Le gouvernement de Gabriel Attal est certes paritaire (18 femmes et 17 hommes), mais là encore, les femmes sont loin d’être majoritaires aux postes les plus importants. « C’est une façade de parité, qui cache une asymétrie du pouvoirobserve Mariette Sineau. Aucune femme n’occupe une position souveraine et seules 38 % ont un ministère à part entière. Il y a eu une régression par rapport aux gouvernements précédents. »

L’équipe du Président de la République n’échappe pas à ce déséquilibre. Ils sont 58 hommes à conseiller Emmanuel Macron, contre 21 femmes. Le seul pôle qui compte plus de femmes que d’hommes est le pôle social.

« Le président est entouré de garsnote un ancien conseiller de l’exécutif. On en a parfois ri, les femmes sont sur des sujets sociétaux et les hommes sur l’économie et le souverain.» « Il s’en remet et il ne donne pas non plus l’exemple, il suffit de regarder ses équipes à l’Elysée. » » acquiesce un membre de la majorité. L’Elysée n’a pas répondu à nos sollicitations à ce sujet.

« La référence, ce sont les hommes »

Elisabeth Borne a eu le loisir d’embrasser tous les sujets pendant 20 mois à Matignon. Après deux Premiers ministres – Edouard Philippe et Jean Castex – Emmanuel Macron a tardivement accordé le sien « souhait » de 2017 pour nommer une femme à la tête du gouvernement. L’ancienne Première ministre, qui siège désormais au sein du groupe Renaissance à l’Assemblée, a encore peu parlé de son expérience. Mais, le 8 mars, elle a voulu raconter – un peu – ce milieu politique encore régi par « codes masculins ». « La référence, ce sont les hommes »elle a insisté sur RTL.

« Il y a eu tous ces petits commentaires : ‘Elle a froid, pas gentille, elle ne mange que des graines…’. Mais s’il y a eu des moments de tension entre Matignon et l’Elysée, ce n’est pas parce qu’elle mange des graines ! »se souvient un ancien conseiller de l’exécutif. « ‘Autoritaire’, ‘techno’… Si on donne à un homme tous les adjectifs qu’on attribuait à Borne, il devient un héros !», soupire un autre, qui se souvient d’appels téléphoniques au cours desquels le locataire de Matignon a été le dernier contacté, après une ribambelle d’hommes. Elisabeth Borne a d’ailleurs été surprise de voir que seuls des noms d’hommes circulaient pour la remplacer.

« (C’était) comme si les commentateurs se disaient : ‘Ça fait vingt mois qu’on a une femme Premier ministre, ça y est, on revient à la vie normale, donc le prochain sera un homme’. »

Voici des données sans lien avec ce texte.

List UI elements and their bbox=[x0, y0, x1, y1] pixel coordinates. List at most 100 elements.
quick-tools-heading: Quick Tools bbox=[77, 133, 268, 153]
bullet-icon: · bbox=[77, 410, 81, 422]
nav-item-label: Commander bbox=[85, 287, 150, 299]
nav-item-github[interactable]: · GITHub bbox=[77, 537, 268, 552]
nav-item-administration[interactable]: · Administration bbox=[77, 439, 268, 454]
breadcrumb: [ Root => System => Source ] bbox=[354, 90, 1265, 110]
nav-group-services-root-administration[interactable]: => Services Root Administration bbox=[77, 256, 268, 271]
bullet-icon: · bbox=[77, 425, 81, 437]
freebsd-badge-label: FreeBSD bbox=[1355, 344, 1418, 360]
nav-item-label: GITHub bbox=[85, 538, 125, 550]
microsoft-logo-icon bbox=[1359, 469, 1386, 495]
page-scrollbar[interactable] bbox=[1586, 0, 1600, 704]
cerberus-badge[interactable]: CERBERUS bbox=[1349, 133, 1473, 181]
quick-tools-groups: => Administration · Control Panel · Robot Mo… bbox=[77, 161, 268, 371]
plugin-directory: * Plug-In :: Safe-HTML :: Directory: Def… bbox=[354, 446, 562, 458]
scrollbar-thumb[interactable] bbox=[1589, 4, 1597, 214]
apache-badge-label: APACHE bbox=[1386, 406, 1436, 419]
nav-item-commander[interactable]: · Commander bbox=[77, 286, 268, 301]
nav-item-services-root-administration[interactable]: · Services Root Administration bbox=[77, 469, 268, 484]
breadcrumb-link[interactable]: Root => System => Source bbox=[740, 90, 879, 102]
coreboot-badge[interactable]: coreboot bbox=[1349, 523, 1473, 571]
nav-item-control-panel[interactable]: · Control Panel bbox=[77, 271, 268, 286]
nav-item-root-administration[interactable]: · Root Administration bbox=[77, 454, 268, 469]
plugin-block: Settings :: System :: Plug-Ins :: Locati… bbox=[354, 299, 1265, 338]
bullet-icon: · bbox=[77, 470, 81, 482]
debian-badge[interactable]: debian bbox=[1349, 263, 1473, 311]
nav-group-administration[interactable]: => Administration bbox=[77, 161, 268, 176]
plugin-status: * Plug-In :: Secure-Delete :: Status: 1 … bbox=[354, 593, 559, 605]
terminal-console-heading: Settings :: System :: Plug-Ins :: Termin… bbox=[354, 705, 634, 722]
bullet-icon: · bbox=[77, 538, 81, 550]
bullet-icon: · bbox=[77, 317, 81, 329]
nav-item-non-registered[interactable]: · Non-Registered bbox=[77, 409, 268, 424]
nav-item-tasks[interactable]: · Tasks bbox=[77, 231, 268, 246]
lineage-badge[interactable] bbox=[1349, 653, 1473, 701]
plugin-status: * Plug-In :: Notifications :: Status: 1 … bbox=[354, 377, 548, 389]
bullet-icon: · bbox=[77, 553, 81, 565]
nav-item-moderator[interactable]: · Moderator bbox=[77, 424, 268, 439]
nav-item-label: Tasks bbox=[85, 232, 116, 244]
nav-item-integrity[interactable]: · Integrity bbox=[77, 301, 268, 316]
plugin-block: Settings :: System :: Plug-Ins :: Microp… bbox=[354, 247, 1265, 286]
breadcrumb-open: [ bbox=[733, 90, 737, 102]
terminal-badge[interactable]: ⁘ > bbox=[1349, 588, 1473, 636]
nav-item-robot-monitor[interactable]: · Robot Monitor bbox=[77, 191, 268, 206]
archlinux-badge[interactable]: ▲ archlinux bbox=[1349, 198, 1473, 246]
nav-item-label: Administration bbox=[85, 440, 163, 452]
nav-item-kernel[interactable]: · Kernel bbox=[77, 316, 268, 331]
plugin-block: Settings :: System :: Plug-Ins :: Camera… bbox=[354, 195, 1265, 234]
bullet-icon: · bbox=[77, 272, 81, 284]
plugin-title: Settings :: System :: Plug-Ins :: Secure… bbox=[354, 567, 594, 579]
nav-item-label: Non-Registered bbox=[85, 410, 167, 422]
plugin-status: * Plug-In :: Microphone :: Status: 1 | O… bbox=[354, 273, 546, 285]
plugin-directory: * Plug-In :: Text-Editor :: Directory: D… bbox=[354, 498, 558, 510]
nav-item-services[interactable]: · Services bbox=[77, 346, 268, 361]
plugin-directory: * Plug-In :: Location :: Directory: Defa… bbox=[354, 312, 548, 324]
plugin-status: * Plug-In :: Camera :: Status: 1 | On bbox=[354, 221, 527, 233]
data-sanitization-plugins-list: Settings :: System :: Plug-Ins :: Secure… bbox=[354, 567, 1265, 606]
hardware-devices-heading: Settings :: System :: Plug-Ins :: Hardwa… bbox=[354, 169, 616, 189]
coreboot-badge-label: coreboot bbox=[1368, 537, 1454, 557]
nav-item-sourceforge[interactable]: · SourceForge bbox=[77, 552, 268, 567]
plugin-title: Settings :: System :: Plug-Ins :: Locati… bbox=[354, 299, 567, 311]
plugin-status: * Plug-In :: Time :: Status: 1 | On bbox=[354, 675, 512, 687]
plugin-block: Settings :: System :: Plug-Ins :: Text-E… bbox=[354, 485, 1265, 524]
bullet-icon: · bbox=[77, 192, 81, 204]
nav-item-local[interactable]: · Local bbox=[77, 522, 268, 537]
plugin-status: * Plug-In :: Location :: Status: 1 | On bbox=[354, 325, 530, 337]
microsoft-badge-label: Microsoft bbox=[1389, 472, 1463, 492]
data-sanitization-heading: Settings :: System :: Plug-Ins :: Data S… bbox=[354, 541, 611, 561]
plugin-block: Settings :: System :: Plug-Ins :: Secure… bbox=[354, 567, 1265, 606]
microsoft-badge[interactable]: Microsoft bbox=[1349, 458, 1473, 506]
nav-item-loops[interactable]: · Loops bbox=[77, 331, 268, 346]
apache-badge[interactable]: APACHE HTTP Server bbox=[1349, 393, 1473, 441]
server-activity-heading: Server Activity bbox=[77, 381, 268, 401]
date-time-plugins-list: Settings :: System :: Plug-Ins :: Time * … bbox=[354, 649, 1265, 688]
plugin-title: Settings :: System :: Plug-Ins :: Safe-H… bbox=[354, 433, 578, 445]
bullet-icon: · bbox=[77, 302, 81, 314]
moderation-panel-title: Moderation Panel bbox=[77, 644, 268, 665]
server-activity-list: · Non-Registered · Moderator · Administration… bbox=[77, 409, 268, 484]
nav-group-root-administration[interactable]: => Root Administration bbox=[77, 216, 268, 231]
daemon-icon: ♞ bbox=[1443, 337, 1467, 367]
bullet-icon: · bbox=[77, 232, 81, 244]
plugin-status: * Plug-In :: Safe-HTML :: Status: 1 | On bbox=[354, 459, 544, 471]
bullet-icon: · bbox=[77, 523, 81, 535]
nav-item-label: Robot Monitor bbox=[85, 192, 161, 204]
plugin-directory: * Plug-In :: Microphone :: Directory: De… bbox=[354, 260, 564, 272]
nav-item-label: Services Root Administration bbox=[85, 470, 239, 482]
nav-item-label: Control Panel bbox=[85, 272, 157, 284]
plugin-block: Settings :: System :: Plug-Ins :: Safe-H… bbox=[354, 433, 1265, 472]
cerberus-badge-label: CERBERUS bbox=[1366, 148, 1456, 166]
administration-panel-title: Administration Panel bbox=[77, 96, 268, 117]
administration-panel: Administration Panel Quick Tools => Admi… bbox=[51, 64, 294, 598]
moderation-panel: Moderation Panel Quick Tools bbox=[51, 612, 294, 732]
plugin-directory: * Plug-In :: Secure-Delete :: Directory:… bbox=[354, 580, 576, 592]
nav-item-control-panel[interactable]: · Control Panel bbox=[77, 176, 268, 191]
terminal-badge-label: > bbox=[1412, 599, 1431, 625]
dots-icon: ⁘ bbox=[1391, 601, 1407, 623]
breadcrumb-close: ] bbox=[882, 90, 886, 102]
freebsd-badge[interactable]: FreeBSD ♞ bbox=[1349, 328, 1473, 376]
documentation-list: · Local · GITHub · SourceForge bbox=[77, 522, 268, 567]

Elisabeth Borne, ancienne Première ministre

chez RTL

Depuis le départ d’Elisabeth Borne, les exécutifs de la majorité, à l’exception du président de l’Assemblée, Yaël Braun-Pivet, ne sont que des hommes. « La réunion à l’Elysée sur le déficit (20 mars) C’est assez symptomatique : il n’y avait que des hommes, comme si les finances étaient trop importantes pour que les femmes puissent s’en occuper. »soupire un membre de la majorité.

Valérie Hayer « est constamment harcelée »

La désignation de Valérie Hayer comme tête de liste de Renaissance pour les élections européennes provoque un commentaire ironique de la part d’un membre du camp présidentiel : « Une femme, et une jeune en plus… On n’est pas très habitué à ça en macronie ! » Mais l’attitude des exécutifs de la majorité à l’égard de leur candidat – présenté dans la presse comme un choix par défaut – fait sourciller en interne.

« On ne la laisse pas être elle-même ! Elle est constamment harcelée. Lorsqu’elle venait à une réunion de groupe, elle était flanquée d’Olivier Dussopt et de Pieyre-Alexandre Anglade sur l’estrade… », s’agace un cadre de Renaissance. Ce qui rappelle à la députée européenne Nathalie Loiseau sa propre expérience. « Tout un tas d’hommes se demandaient pourquoi c’était moi et pas euxse souvient la tête de liste de Renaissance aux élections européennes de 2019. Je l’ai senti d’un coup, quelqu’un vient te dire que tu devrais changer de coiffure, de lunettes… »

Pour la sociologue Mariette Sineau, « Il subsiste en politique des réflexes machistes propres à la culture française et qui remontent à la royauté, où la loi salique empêchait les femmes de gouverner, contrairement à d’autres pays européens. » Dans la majorité, le sujet suscite quelques signes d’agacement. « Certains me disent : ‘Ça suffit, on a beaucoup travaillé sur le sujet’, mais l’effort à faire est quand même considérable ! » dit Guillaume Gouffier-Valente. « Nous croyons en ! », des sourires Élodie Jacquier-Laforge.